• Clare Burgess

The Idea

This site was originally the final product of a two-year long research project, undertaken as part of a scholarship, which evolved into my undergraduate dissertation. When the idea first occurred to me, I wasn’t sure what form it would take, or even what exactly I would be researching. I knew I wanted to focus on women in the French Revolution, because they are so often overlooked.

The French Revolution was perhaps the first-time human rights and equality had been taken seriously, and implemented on any real scale. Most people, when asked, could name Robespierre or Napoleon, even without a background in history – these names are famous (or infamous) the world over. However, this ground-breaking attempt to create equality was not universal: it discounted women, black people, and Jews, amongst others. Partly as a result of this, the women who were so instrumental to overthrowing the French monarchy and establishing the Republic are usually forgotten. It was my intention, with this project, to reinstate the memories of some of the truly incredible women involved in the Revolution. I could have written about hundreds of women, pro- and anti-revolutionary, rich and poor, named and anonymous, but in the end, I decided to focus on just four. These four women are intended to be a symbol, a reminder, of the hundreds and thousands of others whose stories are brushed aside in favour of men’s.

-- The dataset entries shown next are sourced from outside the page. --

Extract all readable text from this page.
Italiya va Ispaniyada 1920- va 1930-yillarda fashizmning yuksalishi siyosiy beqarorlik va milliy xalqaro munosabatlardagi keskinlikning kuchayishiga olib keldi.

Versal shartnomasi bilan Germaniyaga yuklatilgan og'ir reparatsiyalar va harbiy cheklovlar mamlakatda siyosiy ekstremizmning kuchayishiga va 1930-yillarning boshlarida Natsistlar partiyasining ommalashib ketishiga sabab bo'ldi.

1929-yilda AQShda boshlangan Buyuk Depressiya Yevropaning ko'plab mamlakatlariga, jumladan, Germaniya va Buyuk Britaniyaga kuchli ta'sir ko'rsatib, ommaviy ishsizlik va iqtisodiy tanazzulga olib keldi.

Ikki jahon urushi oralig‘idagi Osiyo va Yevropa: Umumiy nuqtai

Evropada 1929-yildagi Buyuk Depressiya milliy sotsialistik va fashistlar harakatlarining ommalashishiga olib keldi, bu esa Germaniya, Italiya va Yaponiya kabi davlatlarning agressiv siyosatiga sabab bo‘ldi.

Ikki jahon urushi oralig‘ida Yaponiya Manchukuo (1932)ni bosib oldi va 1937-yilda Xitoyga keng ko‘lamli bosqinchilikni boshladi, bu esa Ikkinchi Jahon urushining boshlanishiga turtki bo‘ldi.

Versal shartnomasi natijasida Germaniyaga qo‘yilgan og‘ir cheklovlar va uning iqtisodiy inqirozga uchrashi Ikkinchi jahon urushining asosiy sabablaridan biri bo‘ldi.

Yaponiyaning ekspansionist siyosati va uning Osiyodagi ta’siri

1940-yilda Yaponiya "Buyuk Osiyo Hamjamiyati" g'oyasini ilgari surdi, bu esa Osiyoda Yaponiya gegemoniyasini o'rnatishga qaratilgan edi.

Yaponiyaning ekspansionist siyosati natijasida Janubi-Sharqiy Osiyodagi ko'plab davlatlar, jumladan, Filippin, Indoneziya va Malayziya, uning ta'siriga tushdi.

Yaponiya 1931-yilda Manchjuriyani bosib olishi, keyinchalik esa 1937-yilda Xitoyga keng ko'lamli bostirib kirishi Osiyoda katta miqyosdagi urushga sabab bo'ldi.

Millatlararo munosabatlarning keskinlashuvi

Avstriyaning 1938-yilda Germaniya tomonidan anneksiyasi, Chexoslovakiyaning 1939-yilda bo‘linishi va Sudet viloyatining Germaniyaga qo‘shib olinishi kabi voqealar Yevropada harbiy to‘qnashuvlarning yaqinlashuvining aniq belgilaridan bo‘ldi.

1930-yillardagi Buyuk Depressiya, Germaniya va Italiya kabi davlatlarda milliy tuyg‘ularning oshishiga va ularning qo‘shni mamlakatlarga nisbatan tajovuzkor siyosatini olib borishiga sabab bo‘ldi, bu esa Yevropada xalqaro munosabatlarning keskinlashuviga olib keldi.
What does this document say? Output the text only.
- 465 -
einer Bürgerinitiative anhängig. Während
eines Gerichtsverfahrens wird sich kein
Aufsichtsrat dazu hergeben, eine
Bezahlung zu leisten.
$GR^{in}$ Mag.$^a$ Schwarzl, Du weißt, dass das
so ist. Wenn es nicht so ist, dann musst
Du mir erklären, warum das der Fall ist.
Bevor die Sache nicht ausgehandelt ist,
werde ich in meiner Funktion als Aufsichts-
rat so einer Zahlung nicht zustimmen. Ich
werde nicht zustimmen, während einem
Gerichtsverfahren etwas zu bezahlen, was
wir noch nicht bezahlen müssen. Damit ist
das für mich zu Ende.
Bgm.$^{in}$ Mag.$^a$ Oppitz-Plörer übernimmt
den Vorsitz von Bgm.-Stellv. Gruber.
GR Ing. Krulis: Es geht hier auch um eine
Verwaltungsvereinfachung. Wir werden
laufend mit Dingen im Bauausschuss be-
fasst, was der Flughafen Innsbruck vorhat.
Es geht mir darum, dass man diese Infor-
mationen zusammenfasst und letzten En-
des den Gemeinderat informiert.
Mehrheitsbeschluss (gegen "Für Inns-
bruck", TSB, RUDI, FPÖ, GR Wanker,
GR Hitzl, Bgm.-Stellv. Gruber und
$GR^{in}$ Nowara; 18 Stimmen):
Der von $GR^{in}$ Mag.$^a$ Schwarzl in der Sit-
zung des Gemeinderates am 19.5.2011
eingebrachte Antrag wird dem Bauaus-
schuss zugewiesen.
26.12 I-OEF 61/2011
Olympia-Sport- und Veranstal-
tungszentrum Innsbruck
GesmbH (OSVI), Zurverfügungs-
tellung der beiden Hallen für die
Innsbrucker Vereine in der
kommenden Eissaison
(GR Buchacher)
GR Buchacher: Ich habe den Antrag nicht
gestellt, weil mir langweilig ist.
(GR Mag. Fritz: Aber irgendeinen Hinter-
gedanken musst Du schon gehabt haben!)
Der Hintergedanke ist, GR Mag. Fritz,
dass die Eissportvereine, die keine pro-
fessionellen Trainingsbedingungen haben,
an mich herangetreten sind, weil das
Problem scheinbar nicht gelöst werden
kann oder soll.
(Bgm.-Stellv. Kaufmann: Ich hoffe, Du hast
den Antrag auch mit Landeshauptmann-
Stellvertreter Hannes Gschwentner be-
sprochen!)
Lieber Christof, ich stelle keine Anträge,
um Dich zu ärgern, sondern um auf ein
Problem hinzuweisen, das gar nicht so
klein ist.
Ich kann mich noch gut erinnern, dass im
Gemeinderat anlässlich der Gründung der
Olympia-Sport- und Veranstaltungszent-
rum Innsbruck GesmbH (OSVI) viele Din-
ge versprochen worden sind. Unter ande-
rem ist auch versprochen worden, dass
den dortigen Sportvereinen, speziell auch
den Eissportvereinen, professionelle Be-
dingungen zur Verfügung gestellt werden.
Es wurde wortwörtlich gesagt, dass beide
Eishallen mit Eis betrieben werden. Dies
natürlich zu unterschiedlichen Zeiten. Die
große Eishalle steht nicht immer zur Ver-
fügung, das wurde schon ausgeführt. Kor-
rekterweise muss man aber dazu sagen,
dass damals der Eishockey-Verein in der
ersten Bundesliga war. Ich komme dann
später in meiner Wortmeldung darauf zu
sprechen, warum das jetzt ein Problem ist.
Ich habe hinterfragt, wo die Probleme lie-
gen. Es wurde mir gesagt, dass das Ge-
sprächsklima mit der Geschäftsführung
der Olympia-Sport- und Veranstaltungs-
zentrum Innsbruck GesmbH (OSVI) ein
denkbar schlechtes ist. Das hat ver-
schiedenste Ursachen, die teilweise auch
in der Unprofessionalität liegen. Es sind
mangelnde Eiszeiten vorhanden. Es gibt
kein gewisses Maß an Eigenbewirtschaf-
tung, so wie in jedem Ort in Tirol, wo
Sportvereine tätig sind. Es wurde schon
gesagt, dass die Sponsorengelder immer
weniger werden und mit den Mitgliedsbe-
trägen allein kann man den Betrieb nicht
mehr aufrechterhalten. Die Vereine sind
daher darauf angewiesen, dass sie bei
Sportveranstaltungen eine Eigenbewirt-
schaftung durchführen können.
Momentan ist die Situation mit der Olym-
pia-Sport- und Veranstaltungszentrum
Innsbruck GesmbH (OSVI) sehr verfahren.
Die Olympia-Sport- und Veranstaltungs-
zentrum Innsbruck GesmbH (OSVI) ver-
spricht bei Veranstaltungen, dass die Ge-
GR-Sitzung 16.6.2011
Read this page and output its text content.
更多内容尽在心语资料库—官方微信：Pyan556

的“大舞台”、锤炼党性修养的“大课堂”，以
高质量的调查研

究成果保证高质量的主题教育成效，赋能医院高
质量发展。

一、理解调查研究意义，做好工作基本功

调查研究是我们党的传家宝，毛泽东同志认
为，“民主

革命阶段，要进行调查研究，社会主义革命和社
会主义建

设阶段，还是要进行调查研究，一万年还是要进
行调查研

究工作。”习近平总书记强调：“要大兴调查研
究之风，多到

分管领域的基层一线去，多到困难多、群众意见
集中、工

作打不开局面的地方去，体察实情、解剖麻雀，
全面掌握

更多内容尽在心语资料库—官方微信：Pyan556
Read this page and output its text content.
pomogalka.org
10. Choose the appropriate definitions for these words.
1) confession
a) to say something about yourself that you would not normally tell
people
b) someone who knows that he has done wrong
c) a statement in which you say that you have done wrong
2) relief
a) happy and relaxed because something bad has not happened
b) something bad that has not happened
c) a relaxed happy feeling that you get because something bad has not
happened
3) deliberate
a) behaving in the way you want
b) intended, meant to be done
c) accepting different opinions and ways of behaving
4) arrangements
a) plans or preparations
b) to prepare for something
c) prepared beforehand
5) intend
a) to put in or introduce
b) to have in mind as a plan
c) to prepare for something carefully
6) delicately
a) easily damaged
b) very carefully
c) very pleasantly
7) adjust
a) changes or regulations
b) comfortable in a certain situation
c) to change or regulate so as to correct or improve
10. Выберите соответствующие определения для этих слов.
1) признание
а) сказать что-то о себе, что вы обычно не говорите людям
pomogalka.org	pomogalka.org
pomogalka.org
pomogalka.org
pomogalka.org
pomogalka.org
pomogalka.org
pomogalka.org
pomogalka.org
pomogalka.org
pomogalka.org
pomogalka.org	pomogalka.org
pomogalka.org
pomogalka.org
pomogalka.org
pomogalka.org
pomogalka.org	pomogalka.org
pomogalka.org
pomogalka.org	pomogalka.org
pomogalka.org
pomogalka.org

The four women I chose vary greatly: some were rich, well-educated, even nobles by birth or marriage; some were poor, ill-educated, ordinary working women. This was a conscious decision to represent a broad spectrum of the women who supported the Revolution. They were all revolutionary, as opposed to counterrevolutionary, although the extent to which they supported the revolution does differ. All four women have been chosen because they themselves were important, not because of their relationships with important men (as is so often the case). These are not so-and-so’s wife, or such-a-person’s sister, they are activists and campaigners with personal ambitions, struggles and triumphs. They were also chosen because of their stance on women’s rights: almost invariably, these women fought for their rights, and the rights of their sex.

My aim was to present the lives and stories of these women, and to put them in the wider context of the time in which they lived, and by doing so to remind the world that revolutions do not happen without women, and the most iconic and well-known revolution was not different.